C’est vraiment dommage parce que l’histoire de ce tome avait un réel potentiel et qu’une fois enlevée la part de romance, j’ai beaucoup aimé le reste. J’espère que le prochain tome sera mieux fichu.

Ma note : 13 / 20

Tome 6 : Tao Lukas

Après ma petite déception avec le tome précédent, j’appréhendais un peu celui-ci. Il faut dire que Tao n’a jamais été mon personnage préféré dans la meute. Par contre, sa future partenaire, Riley, avait un gros potentiel d’emmerdeuse qui lui me plaisait bien ^-^ Dans l’ensemble, ce tome est largement supérieur au précédent. J’ai eu le sentiment que l’autrice avait trouvé un meilleur équilibre entre la romance, le passé des personnages et l’intrigue générale du tome.

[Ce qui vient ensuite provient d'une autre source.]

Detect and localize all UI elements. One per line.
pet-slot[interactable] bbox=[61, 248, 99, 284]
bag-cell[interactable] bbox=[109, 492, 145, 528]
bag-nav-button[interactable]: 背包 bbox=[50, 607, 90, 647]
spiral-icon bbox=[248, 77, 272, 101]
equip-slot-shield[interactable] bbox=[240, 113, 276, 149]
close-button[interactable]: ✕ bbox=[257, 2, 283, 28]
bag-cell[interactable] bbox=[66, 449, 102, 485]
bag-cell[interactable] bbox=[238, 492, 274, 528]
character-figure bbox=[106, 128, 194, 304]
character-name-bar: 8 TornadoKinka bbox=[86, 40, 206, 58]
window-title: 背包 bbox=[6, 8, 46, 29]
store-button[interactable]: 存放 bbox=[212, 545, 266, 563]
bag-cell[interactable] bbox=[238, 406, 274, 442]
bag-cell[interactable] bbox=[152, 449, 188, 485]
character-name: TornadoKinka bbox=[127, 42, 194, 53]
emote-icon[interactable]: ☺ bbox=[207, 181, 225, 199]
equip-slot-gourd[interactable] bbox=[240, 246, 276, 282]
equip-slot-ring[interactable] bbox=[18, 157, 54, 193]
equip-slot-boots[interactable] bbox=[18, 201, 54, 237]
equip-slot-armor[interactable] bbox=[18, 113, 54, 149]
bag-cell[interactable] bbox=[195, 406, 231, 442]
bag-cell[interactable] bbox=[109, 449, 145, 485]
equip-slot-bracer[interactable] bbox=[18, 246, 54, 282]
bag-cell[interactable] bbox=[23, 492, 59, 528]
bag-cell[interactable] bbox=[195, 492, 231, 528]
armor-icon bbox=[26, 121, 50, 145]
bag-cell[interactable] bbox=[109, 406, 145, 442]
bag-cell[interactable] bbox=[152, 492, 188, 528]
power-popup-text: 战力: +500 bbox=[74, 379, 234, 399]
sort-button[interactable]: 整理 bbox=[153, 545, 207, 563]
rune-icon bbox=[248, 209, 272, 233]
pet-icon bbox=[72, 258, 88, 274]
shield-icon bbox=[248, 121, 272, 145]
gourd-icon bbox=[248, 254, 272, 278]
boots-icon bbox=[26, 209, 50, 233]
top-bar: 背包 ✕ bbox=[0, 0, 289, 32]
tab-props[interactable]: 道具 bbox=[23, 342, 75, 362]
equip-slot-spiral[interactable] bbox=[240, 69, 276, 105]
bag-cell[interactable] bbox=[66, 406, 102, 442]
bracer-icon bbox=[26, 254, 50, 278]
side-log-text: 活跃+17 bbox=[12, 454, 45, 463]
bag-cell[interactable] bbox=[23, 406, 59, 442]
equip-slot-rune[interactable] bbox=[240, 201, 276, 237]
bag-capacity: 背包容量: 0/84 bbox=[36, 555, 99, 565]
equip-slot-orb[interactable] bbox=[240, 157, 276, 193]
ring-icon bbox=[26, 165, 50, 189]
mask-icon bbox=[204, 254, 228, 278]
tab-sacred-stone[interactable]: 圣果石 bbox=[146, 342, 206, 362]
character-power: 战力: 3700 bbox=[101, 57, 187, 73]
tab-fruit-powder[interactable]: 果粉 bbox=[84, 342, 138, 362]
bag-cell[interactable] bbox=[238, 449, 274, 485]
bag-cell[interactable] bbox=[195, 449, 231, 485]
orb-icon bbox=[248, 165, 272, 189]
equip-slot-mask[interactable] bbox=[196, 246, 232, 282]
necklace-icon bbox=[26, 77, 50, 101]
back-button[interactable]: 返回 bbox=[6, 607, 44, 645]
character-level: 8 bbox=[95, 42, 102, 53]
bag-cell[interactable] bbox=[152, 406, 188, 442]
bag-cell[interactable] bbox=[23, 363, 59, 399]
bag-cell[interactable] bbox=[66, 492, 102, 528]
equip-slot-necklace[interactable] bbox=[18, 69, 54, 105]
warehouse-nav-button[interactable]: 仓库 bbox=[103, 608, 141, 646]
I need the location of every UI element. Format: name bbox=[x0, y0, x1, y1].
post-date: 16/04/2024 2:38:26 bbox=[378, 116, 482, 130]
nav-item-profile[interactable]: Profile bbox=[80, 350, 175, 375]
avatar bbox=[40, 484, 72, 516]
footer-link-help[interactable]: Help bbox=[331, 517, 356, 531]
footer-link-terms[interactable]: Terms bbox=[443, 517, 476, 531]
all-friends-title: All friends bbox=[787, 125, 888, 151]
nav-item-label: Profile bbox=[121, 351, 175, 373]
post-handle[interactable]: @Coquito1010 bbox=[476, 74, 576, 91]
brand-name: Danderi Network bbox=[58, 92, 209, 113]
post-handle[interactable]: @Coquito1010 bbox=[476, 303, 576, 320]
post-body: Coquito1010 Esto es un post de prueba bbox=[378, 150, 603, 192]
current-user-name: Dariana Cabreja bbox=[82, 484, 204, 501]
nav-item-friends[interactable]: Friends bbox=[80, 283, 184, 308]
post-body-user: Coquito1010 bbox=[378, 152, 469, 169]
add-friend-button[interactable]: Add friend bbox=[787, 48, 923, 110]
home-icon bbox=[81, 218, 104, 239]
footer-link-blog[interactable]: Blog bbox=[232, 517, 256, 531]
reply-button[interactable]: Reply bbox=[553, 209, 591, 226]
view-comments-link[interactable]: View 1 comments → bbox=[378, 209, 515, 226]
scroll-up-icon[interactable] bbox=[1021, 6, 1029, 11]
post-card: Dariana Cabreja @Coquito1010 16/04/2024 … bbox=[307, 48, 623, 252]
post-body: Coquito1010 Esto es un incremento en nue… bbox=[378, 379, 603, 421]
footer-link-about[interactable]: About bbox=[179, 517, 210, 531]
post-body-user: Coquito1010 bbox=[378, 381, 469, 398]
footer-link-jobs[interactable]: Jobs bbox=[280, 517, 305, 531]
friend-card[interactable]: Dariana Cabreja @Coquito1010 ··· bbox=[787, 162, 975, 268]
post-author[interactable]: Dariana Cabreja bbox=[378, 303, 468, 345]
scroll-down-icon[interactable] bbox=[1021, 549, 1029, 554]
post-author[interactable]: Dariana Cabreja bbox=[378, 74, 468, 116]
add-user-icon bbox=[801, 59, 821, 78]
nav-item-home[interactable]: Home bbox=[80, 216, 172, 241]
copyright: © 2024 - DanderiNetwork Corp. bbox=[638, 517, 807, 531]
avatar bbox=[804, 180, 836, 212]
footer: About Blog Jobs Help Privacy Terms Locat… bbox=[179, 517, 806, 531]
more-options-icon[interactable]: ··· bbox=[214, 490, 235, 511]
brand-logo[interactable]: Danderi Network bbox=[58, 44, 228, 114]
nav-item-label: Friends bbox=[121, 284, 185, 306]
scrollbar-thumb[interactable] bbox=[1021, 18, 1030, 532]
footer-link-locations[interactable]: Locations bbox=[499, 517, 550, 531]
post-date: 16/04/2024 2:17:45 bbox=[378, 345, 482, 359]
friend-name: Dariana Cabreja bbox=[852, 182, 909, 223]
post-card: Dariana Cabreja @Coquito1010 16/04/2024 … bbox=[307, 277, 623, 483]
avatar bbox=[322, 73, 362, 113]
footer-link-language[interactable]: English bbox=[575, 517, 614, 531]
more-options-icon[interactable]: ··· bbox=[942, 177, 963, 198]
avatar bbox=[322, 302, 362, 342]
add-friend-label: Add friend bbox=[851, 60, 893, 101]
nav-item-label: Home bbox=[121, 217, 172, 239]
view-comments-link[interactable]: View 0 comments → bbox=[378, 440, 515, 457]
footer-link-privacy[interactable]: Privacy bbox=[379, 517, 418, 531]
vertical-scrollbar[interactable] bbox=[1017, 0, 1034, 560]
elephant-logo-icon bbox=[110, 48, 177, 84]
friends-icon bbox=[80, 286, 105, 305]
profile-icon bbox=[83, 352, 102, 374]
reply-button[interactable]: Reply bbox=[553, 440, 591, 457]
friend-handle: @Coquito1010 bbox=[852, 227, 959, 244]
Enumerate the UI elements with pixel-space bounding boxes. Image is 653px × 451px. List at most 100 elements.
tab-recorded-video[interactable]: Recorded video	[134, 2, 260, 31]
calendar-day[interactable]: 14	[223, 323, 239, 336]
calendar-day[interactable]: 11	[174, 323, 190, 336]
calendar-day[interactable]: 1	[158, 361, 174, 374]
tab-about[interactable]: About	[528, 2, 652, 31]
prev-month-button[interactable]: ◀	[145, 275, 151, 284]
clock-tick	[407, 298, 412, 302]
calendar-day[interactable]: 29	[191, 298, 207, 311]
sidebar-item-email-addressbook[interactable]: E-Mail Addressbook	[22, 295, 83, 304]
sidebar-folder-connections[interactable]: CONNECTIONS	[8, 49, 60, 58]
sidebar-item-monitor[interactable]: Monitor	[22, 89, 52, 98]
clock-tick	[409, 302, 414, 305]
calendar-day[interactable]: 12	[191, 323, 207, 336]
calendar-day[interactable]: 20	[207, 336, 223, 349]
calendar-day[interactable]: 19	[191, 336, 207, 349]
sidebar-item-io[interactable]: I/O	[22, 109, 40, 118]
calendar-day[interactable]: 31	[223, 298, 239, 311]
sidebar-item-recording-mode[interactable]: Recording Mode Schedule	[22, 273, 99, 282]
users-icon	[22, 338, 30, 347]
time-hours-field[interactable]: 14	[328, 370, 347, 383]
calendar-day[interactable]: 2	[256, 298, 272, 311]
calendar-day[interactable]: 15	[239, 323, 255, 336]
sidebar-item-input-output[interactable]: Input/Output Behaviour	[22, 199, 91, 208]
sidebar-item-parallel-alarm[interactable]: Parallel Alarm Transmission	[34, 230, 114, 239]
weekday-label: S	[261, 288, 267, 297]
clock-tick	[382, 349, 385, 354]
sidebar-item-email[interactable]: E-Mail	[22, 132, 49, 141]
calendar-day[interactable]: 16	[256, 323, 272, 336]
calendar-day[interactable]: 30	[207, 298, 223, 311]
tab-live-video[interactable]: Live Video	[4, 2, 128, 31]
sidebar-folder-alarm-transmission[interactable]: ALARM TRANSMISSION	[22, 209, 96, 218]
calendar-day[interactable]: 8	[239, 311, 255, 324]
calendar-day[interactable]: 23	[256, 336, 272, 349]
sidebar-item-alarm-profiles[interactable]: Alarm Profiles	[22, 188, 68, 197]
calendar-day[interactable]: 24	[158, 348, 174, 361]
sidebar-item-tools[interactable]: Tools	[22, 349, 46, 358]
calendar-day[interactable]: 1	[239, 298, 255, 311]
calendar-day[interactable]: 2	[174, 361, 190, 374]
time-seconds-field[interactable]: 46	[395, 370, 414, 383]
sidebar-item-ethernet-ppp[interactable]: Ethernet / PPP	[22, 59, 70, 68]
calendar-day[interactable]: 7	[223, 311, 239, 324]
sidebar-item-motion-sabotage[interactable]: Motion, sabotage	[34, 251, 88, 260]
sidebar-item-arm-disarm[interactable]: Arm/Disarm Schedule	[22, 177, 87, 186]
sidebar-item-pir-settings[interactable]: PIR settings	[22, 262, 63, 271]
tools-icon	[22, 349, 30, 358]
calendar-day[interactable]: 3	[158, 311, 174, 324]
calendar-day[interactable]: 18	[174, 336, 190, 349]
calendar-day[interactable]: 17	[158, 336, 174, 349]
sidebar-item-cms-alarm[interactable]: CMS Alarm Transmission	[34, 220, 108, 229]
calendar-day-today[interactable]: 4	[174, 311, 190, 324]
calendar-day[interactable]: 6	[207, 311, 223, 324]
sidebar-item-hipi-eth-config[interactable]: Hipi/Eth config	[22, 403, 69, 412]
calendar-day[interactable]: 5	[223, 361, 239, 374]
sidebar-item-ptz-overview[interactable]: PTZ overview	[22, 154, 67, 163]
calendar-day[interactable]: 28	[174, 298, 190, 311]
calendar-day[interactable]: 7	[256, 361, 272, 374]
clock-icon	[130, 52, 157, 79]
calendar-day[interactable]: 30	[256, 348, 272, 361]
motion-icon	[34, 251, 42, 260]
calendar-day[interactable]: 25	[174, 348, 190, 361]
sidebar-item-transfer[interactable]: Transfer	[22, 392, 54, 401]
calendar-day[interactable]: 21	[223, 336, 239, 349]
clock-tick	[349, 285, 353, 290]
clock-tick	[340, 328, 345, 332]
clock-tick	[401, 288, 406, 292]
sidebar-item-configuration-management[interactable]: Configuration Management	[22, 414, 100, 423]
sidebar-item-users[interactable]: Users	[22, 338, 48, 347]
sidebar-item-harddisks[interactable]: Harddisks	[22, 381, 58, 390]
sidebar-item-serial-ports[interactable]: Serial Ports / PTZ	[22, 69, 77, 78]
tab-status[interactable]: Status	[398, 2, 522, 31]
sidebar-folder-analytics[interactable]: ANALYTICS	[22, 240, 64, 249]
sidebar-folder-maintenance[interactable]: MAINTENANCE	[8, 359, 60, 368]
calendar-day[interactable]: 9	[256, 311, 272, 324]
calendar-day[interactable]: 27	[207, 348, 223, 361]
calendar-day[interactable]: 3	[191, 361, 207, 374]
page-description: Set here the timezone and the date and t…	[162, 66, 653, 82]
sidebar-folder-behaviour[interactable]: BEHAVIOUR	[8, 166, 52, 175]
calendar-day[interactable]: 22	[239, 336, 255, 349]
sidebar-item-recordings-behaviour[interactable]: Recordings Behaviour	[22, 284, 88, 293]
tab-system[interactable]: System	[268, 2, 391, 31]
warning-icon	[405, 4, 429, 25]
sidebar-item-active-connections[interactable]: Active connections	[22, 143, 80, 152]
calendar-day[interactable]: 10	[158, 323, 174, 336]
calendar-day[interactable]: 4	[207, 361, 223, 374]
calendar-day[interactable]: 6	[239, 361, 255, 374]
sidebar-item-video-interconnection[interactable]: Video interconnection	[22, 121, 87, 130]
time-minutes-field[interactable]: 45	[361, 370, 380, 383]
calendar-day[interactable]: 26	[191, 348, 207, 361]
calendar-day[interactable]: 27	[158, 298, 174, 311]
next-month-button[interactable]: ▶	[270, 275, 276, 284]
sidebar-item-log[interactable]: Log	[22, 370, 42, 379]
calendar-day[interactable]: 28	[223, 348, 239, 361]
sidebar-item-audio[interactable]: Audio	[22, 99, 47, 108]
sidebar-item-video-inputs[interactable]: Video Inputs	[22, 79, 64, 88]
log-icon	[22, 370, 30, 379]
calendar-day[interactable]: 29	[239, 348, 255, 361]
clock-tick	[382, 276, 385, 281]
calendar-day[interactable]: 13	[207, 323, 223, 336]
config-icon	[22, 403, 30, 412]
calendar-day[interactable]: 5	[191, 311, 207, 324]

Nous avions rencontré Riley avec Makenna dans le tome 5 et j’ai été ravie de la retrouver ici. Cette métamorphe, contrairement à d’habitude, est d’une autre espèce. C’est un corbeau et elle a les serres qui vont avec. Comme souvent dans ce type d’histoire, elle a vécu enfant un traumatisme qui l’a profondément marquée, et en plus elle a connu une grande injustice une fois adulte. Il n’en fallait pas plus pour en faire une battante au caractère bien trempé, qui adore faire bisquer tous ceux qui l’entourent, mais aussi une protectrice des opprimés, en particulier des deux jeunes métamorphes vipère et guépard qu’elle a recueillis. J’ai adoré cette fille, sa langue de vipère, son côté badass et son amour pour ces deux petits, eux aussi blessés par la vie mais adorables.

Forcément, je ne pouvais qu’aimer sa romance avec Tao. Elle passe son temps à l’asticoter et ce dernier en redemande en plus. C’est électrique entre eux depuis la première rencontre. Ce dernier sait ce qu’il veut et il fait tout pour lui faire comprendre, alors qu’elle essaie de le repousser pour se protéger des souffrances qu’elle a connus autrefois. J’ai adoré. En même temps, même si c’est un dominant, il accepte qu’elle le soit elle aussi. Ça rend leur relation de couple bien plus équilibrée que d’autres lues dans cette saga.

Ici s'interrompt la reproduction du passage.